Lawmakers on both sides of the aisle sought answers Wednesday from Treasury Secretary Scott Bessent on the fate of funding for community development financial institutions.
During a House Financial Services Committee hearing, Rep. Young Kim, R-CA, noted the role the CDFI fund has played in promoting the local economy in her Orange County district, and urged Bessent to support its future.
“We believe that if CDFIs follow their statutory obligations and do not digress into more ideological boundaries, that they can be important institutions,” Bessent replied.
In March, President Donald Trump issued an executive order that named the CDFI fund among the government entities targeted for cuts, as part of efforts to reduce “the scope of the federal bureaucracy.” The order also directed the entities to “reduce the performance of their statutory functions and associated personnel to the minimum presence and function required by law.”
Bank trade groups, in response, wrote to Bessent and Congress urging support for the CDFI fund, saying its public-private partnership model “aligns seamlessly with the Trump administration’s goals of revitalizing American communities, promoting job growth, and reducing regulatory burdens while ensuring taxpayer dollars are spent efficiently and with measurable impact.”
CDFIs are financial institutions that seek to provide affordable lending and other services to low- to moderate-income communities; they are certified by the Treasury and can apply for monetary support. As of this year, there are roughly 1,432 certified CDFIs, including 359 banks, according to the Independent Community Bankers of America. More than 90% of congressional districts have at least one CDFI serving their communities, the trade group said.
The Trump administration’s proposed “skinny budget” for the next fiscal year, released last week, proposes cutting $291 million in CDFI fund discretionary awards. An accompanying fact sheet highlights the CDFI fund among the “woke programs” facing cuts.
“The Budget eliminates CDFI Fund awards that were abused to advance a partisan agenda,” including the Equitable Recovery Program, according to the fact sheet.

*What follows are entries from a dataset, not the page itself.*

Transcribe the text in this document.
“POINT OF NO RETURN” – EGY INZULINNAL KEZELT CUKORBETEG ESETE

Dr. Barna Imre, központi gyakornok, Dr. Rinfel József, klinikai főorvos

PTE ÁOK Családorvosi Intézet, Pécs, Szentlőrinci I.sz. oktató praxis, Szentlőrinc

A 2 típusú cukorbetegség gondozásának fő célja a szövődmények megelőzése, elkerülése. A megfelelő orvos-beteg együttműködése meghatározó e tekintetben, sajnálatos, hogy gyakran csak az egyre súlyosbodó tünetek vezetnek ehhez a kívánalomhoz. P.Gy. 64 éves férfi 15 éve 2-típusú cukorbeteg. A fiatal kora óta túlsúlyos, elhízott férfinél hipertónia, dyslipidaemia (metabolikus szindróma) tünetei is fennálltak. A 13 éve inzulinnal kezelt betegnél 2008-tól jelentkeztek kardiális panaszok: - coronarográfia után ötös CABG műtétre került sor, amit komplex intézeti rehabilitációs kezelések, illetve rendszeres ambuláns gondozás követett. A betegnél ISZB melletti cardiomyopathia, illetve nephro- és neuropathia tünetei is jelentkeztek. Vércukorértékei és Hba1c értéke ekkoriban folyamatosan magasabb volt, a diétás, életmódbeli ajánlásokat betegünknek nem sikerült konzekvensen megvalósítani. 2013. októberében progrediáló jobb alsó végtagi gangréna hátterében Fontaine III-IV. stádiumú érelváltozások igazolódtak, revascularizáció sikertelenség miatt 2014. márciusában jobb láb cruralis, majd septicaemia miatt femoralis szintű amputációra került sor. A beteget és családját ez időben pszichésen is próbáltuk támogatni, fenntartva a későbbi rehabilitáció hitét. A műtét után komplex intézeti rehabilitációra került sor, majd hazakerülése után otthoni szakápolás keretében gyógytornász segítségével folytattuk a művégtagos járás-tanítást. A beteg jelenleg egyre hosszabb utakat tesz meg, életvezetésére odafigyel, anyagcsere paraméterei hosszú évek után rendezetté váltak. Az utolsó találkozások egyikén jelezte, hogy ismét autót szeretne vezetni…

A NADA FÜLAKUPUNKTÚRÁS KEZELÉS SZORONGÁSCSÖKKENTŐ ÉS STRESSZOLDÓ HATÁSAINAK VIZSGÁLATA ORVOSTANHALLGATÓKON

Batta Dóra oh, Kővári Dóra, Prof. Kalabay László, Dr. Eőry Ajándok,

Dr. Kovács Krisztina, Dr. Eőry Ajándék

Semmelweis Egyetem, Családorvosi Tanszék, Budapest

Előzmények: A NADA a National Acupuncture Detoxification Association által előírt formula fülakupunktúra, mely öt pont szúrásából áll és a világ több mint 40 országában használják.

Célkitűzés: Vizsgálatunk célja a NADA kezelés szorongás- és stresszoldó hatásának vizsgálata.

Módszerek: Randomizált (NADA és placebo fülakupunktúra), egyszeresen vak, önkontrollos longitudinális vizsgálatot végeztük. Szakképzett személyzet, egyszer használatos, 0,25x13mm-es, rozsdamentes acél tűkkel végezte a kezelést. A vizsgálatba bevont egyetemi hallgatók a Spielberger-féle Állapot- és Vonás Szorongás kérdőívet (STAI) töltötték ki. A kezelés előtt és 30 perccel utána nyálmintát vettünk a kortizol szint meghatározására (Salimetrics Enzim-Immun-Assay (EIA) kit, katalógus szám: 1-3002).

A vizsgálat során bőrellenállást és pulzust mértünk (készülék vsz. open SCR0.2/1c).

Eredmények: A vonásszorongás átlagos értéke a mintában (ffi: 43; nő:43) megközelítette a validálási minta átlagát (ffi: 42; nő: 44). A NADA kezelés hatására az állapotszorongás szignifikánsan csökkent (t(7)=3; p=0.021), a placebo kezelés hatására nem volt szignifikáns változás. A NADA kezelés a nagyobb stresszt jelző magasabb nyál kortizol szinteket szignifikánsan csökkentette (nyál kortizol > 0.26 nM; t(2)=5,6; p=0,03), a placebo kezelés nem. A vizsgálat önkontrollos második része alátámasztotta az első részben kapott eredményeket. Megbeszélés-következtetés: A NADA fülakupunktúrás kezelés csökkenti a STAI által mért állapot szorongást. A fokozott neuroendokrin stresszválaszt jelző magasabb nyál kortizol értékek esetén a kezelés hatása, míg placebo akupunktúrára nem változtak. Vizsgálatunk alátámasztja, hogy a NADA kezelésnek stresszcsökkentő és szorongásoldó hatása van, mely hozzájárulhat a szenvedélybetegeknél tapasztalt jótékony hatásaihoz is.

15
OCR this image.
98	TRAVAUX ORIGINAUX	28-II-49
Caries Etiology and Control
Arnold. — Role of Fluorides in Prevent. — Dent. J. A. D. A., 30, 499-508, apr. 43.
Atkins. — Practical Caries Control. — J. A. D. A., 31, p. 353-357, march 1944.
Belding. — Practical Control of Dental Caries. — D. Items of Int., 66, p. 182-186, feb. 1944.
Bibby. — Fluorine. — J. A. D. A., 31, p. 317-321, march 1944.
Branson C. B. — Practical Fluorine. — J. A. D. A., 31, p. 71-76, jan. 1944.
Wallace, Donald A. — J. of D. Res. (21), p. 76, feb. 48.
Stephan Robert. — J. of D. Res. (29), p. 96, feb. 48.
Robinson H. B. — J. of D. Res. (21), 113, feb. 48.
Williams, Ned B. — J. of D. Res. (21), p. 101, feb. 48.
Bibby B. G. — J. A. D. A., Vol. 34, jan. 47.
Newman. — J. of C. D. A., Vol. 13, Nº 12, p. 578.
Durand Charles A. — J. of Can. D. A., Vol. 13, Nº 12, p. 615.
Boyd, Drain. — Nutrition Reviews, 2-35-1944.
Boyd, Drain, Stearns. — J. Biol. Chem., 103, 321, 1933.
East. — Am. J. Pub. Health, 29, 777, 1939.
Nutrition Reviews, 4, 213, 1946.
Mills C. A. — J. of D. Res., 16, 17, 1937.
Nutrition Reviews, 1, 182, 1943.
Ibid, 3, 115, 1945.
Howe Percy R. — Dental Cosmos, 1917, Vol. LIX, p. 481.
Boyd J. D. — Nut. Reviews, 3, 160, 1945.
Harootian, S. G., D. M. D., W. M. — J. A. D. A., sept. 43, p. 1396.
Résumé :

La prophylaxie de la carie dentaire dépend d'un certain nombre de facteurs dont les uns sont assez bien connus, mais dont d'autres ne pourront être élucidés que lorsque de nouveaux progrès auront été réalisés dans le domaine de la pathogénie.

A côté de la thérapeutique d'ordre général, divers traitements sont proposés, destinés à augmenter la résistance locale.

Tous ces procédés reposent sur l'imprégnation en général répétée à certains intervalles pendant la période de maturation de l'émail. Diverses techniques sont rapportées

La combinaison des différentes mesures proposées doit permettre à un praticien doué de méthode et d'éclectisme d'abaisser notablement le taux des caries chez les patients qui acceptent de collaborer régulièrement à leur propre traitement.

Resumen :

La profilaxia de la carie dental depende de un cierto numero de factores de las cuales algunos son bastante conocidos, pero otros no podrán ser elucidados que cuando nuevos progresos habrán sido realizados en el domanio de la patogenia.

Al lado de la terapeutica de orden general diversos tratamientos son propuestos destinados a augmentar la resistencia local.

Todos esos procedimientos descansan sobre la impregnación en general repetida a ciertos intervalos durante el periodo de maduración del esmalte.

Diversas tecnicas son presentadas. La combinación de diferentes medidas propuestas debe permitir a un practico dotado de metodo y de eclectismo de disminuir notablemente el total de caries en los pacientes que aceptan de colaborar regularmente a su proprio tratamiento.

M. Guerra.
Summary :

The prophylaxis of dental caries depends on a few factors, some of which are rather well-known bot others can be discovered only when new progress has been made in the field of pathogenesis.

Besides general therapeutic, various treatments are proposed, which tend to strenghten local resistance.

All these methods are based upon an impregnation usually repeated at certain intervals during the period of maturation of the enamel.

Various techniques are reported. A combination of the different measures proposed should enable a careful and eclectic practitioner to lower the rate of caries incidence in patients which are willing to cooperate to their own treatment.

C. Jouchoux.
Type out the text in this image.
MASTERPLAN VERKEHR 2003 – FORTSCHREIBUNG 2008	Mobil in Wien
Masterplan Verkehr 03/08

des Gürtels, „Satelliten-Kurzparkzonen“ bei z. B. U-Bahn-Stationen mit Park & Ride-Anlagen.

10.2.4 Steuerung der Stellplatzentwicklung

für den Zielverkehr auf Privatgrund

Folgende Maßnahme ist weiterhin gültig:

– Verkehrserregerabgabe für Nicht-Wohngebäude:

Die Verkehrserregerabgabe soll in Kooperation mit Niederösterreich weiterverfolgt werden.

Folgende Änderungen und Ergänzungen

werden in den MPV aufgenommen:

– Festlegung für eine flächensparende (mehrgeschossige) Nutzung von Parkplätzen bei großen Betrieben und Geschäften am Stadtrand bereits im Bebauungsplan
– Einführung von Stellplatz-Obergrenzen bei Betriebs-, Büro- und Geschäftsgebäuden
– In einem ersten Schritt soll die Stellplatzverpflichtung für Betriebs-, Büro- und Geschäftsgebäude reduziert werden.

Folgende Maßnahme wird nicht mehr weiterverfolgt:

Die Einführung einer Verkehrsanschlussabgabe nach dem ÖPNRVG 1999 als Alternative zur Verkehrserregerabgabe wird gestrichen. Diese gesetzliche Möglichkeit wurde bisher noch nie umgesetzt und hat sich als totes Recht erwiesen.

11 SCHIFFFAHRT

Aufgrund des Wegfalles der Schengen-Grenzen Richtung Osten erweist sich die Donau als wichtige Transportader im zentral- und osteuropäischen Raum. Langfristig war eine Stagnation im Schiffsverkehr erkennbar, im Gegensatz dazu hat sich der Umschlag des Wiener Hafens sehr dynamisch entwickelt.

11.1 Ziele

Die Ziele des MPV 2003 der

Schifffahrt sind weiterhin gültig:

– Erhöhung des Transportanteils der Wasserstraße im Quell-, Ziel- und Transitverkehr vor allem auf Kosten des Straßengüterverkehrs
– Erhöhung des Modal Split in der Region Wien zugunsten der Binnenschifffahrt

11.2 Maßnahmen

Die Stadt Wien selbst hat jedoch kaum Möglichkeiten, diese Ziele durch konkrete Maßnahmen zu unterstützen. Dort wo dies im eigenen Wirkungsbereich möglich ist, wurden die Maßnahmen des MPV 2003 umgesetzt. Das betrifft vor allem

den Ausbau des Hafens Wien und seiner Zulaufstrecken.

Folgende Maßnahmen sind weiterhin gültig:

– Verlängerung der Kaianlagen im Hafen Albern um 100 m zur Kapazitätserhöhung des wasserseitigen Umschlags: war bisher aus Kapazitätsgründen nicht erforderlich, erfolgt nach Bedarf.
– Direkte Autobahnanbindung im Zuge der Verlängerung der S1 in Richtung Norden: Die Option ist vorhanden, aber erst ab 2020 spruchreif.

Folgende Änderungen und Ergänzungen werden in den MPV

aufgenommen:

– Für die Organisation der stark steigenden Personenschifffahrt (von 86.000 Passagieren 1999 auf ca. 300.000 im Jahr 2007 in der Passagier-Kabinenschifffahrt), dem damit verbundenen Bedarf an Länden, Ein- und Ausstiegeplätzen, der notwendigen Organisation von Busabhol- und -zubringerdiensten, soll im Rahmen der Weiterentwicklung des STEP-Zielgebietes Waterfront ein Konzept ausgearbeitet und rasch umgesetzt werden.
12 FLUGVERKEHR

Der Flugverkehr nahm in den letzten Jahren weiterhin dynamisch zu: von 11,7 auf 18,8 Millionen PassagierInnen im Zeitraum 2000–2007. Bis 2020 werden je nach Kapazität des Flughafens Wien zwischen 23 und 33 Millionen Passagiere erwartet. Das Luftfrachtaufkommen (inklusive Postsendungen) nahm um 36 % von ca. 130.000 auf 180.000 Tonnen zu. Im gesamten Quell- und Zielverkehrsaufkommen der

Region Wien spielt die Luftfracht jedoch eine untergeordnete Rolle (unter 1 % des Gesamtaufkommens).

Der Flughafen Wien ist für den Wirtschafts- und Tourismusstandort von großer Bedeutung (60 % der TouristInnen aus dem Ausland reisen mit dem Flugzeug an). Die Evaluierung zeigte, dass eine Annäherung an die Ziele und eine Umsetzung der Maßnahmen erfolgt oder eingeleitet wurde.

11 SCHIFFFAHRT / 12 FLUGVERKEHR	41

The White House also contended CDFIs have been “irresponsibly dedicating funds to climate radicalism and Green New Deal causes,” according to the fact sheet.
Past discretionary awards “framed American society as inherently oppressive rather than fostering unity,” and the CDFI industry “has matured beyond the need for ‘seed’ money and should at this point be financially self-sustaining,” the White House’s budget request said.
Remaining CDFI funding would support “oversight and closeout of prior awards, maintaining CDFI certification, and support for New Markets Tax Credit administration and the zerocost Bond Guarantee Program,” according to the budget proposal.
On Wednesday, Bessent told lawmakers the administration’s skinny budget includes a new $100 million award program providing access to affordable financing, mostly in rural America.
That program “would require 60 percent of [CDFIs’] loans and investments to go to rural areas, and would leverage existing administrative resources within the Department of the Treasury’s CDFI Fund to increase access to capital, infrastructure financing, and main street business development,” according to the budget request.
Proposed cuts to the CDFI fund appeared to concern Democratic and Republican senators alike Wednesday, with more than one noting to Bessent he has said the CDFI fund plays an important role in expanding financial access.
The committee’s ranking member, Rep. Maxine Waters, D-CA, told Bessent she worked with Steve Mnuchin, Treasury secretary during Trump’s first term, to secure $12 billion in capital investments and grants for CDFIs and minority depository institutions.
Rep. Al Green, D-TX, pressed Bessent on the “woke” label in Trump’s budget. “Is its statutory function to be ‘woke’?” Green asked.
“I’ve never seen that in the statute, sir,” Bessent said. “I think the CDFI fund is performing its statutory functions as required.”
Green noted, “$100 million is quite a distance from $12 billion.” Bessent replied that $12 billion is not the annual appropriation for CDFIs, but Green emphasized that $12 billion is funding that a bipartisan group intended for CDFIs and MDIs.
“We don’t want to see that cut,” Green told Bessent.